В следующую минуту из дверей вывалился молодой чрезвычайно нарядно одетый журналист. За ним выскочили целой толпой его преследователи:
– Прочь отсюда! Вон! Вон! Убирайся, мерзавец! – кричали они в крайнем ожесточении. Многие из них норовили схватить молодого журналиста кто за волосы, кто за одежду, то тот, вертясь и так и эдак каждый раз ловко отталкивал от себя их руки.
– А вот мы тебя сейчас!.. – угрожали ему.
– Не смейте меня трогать! – огрызался молодой чрезвычайно нарядно одетый журналист. – Я могу разговаривать, где хочу и о чем хочу. Я свободный человек!
Не-Маркетинг хотел кинуться за своим конвертом (впрочем, куда бы он за ним кинулся?), но прихожане окружали его слишком плотным кольцом, не давая сделать ему и шагу назад.
– Конверт! Мой конверт! – кричал, в свою очередь, он. – Я только что потерял важный конверт. Отдайте мне мой конверт! Кто взял мой конверт?
– Прочь, прочь отсюда! Убирайся отсюда, пока цел! – загорланили в ответ окружавшие Не-Маркетинга прихожане церкви. Впрочем, теперь они уже отпустили его и больше никуда не волокли.
Возникла странная ситуация: оба – и Не-Маркетинг, и молодой чрезвычайно нарядно одетый журналист были уже не в церкви, но по-прежнему их окружала толпа прихожан, которым, видимо, показалось, что простое выдворение из церкви является недостаточным наказанием для богохульников... Верующие явно жаждали какого-то более радикального разрешения конфликта.
– Люди, надо вызвать власти, милицию! Сдать этих! Это же какие-то явные пропагандисты! Всё это явно не случайно. Это экстремисты. Пусть их проверят.

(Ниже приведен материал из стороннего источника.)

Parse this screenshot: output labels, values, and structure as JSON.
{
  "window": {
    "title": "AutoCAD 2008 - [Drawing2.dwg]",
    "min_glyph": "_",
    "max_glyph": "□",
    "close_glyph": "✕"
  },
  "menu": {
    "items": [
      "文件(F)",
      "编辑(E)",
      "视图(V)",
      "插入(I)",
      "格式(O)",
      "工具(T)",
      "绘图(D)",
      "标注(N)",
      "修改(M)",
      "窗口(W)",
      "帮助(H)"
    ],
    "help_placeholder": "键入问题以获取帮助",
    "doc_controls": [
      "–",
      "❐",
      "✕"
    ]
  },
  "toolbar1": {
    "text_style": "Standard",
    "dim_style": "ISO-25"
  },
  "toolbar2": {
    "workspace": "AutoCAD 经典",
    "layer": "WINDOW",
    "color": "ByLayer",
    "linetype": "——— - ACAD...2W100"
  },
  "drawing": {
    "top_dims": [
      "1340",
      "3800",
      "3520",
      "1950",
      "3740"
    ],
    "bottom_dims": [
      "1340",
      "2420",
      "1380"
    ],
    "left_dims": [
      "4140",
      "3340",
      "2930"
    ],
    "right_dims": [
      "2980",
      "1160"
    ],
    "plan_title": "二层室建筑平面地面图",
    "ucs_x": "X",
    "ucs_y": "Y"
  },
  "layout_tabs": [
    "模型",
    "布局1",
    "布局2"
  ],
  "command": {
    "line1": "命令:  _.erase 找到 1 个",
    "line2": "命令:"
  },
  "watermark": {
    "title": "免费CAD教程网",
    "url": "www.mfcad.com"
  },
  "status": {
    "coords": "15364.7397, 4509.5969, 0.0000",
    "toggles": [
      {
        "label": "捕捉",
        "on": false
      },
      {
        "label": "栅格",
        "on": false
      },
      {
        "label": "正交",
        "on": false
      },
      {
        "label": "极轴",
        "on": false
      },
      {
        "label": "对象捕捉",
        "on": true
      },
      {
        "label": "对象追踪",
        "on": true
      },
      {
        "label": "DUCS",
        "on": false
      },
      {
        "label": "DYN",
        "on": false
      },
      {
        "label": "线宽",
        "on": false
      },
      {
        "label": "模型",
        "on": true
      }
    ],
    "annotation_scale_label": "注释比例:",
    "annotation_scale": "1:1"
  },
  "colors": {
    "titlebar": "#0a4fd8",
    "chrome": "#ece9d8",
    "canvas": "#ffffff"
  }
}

Ведь сейчас же есть закон, нельзя так этого оставлять, – предложила женщина, которая была одета немного лучше, чем большинство женщин в этой толпе, не говоря уже о богомольных старухах, носивших на себе зачастую какое-то совершенно невообразимое тряпьё.
– Надо ему еще и надавать хорошенько, чтоб запомнился ему этот день! – в свою очередь предложил какой-то пожилой дядька, показывая на молодого журналиста. – Чтоб не смел богохульствать! Чтоб впредь знал...
– Да, да, надавать! Надавать! – подвизгивала тут же какая-то старушка из особенно богомольных.
– Вот видите, видите, что вы устроили?! Ах, боже мой, Пенза! – крикнул Не-Маркетинг чрезвычайно нарядно одетому журналисту.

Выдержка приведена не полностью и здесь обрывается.